Industrial Implications and Security Concerns
This development raises critical questions for the AI industry. First, it undermines user trust in AI models. If a model misidentifies its own identity, users may begin to doubt the accuracy of all other information it provides. In sensitive applications or professional use cases, such errors could lead to serious consequences.
Second, this issue could impact model benchmarking processes. Researchers and developers will need to consider how such identity confusions might skew performance evaluations. As AI models become increasingly complex by 2026, detecting and correcting these unexpected behaviors is growing in importance.
Anthropic’s Potential Response and Next Steps
Anthropic has not yet issued an official statement regarding this specific incident. However, as a pioneering company in AI safety, it is likely that they have already begun investigating the issue and plan to address it in future model updates.
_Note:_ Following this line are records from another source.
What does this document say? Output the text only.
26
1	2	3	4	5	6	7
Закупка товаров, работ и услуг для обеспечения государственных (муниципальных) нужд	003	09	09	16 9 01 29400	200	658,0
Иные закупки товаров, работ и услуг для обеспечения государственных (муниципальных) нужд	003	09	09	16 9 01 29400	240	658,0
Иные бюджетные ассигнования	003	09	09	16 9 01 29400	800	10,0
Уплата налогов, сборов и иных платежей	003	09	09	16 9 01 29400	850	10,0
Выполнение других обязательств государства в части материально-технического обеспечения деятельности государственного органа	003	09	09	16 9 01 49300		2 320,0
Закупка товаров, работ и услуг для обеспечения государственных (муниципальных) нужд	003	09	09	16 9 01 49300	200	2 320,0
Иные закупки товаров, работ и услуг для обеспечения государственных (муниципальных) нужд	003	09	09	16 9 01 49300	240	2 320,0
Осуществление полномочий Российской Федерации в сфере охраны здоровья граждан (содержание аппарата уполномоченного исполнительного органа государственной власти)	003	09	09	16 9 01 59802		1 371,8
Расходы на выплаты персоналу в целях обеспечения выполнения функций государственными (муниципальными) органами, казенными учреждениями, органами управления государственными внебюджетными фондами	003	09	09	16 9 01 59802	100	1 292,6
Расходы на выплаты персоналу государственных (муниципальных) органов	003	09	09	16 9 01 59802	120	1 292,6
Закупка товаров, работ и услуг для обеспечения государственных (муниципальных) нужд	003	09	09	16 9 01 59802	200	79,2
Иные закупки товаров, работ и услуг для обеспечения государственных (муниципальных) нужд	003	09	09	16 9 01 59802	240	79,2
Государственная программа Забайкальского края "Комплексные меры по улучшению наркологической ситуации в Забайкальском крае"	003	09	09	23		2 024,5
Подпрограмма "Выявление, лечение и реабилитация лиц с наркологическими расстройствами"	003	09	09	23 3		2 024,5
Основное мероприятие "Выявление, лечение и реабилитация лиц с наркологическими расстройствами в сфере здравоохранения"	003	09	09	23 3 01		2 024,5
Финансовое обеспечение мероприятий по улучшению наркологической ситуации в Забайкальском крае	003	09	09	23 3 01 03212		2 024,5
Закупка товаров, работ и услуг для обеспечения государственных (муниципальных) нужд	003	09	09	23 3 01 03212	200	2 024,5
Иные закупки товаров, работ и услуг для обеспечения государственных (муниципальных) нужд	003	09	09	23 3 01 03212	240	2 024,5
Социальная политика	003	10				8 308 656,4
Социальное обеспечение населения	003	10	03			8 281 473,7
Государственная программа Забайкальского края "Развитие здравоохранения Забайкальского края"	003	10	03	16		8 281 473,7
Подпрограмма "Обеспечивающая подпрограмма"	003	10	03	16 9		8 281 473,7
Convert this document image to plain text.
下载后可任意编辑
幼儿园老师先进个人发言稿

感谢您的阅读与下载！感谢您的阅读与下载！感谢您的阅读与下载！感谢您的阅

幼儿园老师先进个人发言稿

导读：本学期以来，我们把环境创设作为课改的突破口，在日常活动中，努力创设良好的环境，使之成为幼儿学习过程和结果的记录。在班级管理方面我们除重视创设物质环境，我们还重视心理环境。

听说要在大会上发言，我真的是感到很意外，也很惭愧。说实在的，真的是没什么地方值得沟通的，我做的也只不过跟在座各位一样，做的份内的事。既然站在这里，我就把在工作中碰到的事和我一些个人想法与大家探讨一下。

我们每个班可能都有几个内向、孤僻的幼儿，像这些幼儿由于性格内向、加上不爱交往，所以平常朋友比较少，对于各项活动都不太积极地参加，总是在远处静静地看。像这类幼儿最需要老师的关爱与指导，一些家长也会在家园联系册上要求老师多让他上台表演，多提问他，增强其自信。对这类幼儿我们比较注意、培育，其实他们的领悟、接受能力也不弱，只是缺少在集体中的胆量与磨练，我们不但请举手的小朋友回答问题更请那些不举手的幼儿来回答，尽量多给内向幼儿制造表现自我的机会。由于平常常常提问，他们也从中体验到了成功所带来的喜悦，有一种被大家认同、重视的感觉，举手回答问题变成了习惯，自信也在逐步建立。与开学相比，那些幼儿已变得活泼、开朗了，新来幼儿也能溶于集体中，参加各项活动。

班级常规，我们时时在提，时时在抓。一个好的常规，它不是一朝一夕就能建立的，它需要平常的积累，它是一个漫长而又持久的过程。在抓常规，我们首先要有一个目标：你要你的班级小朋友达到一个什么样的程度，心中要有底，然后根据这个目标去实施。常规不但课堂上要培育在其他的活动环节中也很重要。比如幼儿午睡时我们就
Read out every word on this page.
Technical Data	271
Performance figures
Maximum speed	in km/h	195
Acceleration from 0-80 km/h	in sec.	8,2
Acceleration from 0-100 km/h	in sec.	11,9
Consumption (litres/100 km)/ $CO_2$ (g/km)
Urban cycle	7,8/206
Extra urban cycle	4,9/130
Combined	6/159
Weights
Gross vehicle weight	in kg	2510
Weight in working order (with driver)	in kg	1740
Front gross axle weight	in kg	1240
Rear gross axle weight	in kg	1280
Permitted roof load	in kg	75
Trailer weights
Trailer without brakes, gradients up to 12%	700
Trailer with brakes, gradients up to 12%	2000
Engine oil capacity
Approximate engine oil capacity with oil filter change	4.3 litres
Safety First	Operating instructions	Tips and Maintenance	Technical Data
Claude models are known for their rigorous approach to security and reliability, and this incident is expected to be handled swiftly to protect the company’s reputation.
This event offers important lessons for AI developers:
- Testing procedures for multilingual models must be more comprehensive
- Strengthening model identity and self-awareness mechanisms is crucial
- Users need better education about the limitations of AI models
- There is a growing need for standardized testing protocols across the industry
Connection to DeepSeek-V3
DeepSeek-V3 is a powerful open-source language model developed by the Chinese company DeepSeek and received significant updates in 2026. Claude Sonnet-4.6’s identification of itself as DeepSeek-V3 suggests possible technical similarities between the two models. Some experts propose that overlaps in training data or architectural parallels may have contributed to this confusion.
This incident underscores that AI models are still evolving in their understanding of linguistic identity and self-awareness. As models are expected to exhibit increasingly human-like behaviors by 2026, such unexpected responses serve as a reminder that our understanding of AI’s internal mechanisms remains incomplete.